Access data in your data warehouse with Data Pipeline
Data Pipeline is a no-code product that sends all your Stripe data and reports to Snowflake or Amazon Redshift. This allows you to centralize your Stripe data with other business data to close your books faster and get more detailed business insights.
With Data Pipeline, you can:
- Automatically export your complete Stripe data in a fast and reliable manner.
- Stop relying on third-party extract, transform, and load (ETL) pipelines or home-built API integrations.
- Combine data from all your Stripe accounts into one data warehouse.
- Integrate Stripe data with your other business data for more complete business insights.
Data Pipeline currently supports Snowflake (deployed on AWS) and Amazon Redshift data regions. For additional information on supported instances, view the table below.
|AWS Region||Snowflake||Amazon Redshift RA3 (with encryption)||Amazon Redshift DS2/DC2|
|us-east-1 (N. Virginia)|
|us-west-1 (N. California)||Coming soon||Coming soon|
|ca-central-1 (Central Canada)||Coming soon||Coming soon||Coming soon|
If you’re using another data warehouse besides Snowflake or Amazon Redshift, let us know at firstname.lastname@example.org.
You can access your non-US Stripe data in Snowflake or Amazon Redshift as long as you export the data to a warehouse region Stripe supports. Data Pipeline doesn’t support any non-AWS instances yet, such as Google Cloud Storage (GCS), or Microsoft Azure.
Because of data localization requirements, Stripe doesn’t offer Data Pipeline services to customers, merchants, or users in India.
When you subscribe to Data Pipeline, Stripe sends a data share to your Snowflake or Amazon Redshift account. After you accept the data share, you can access your core Stripe data in Snowflake or Amazon Redshift within 12 hours. After the initial load, your Stripe data refreshes regularly.
Query Stripe data in your data warehouse
In Snowflake and Amazon Redshift, your data is available as secure views. To query your data, follow the steps below.
Your warehouse data is split into two database schemas, based on the API mode used to create the data.
|Data populated from live mode|
|Data populated from test mode|
Example use case
In some cases, you might want to combine information from your proprietary data with Stripe data. The following schema shows an
orders table that lists data about an order for a company:
|1||bt_xcVXgHcBfi83m94||John Smith||5||1 book|
The table above doesn’t contain data regarding transaction fees or payouts because that data is contained solely within Stripe. In Stripe, the
balance_transactions table contains the following information, but lacks proprietary data regarding customer names and items purchased:
To access your proprietary data alongside your Stripe data, combine the
orders table with Stripe’s
select orders.date, orders.order_no, orders.stripe_txn_no, bts.amount, bts.fee, bts.automatic_transfer_id from mycompany.orders join stripe.balance_transactions bts on orders.stripe_txn_no = bts.id;
After it completes, the following information is available:
Financial reports in Data Pipeline
To speed up your financial close, you can access Stripe’s financial reports directly in your data warehouse.

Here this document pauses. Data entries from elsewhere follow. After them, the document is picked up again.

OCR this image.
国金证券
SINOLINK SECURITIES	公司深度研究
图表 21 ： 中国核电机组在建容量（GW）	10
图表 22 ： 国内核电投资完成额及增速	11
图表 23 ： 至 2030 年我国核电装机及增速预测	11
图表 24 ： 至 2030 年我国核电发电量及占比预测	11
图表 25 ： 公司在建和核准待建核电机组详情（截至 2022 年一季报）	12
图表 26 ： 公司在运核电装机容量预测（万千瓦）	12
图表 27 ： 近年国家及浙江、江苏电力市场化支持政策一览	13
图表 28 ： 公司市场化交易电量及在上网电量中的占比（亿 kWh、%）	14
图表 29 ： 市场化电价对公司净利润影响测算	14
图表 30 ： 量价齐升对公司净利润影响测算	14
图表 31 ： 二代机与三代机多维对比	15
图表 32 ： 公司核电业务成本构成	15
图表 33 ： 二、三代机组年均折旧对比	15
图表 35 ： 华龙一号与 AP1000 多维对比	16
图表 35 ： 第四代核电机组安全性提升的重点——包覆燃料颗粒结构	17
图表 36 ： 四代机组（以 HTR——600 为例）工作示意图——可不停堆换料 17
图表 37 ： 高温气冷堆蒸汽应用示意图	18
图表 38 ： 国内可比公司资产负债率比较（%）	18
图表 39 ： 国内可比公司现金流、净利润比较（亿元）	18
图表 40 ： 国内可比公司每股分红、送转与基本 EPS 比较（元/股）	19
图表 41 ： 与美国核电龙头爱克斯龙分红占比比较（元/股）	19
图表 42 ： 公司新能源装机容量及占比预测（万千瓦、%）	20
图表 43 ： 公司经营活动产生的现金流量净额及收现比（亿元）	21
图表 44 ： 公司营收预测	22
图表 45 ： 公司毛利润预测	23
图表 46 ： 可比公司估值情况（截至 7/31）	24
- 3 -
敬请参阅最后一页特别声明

At this time, financial reports aren’t available for Amazon Redshift.
Financial report templates have a
FINANCIAL_REPORT prefix and are available as views in your data warehouse.
Generating financial reports in Snowflake
Generating financial reports from Data Pipeline requires setting a few custom variables. These are the same variables you set when generating the report through the dashboard or API:
START_DATE(varchar)—The starting date of the report (inclusive).
END_DATE(varchar)—The ending date of the report (exclusive).
TIMEZONE(varchar)—The time zone of non-UTC datetime columns.
To set these variables and run the report query:
- Create a new worksheet.
- Set the database schema and required variables to your desired values.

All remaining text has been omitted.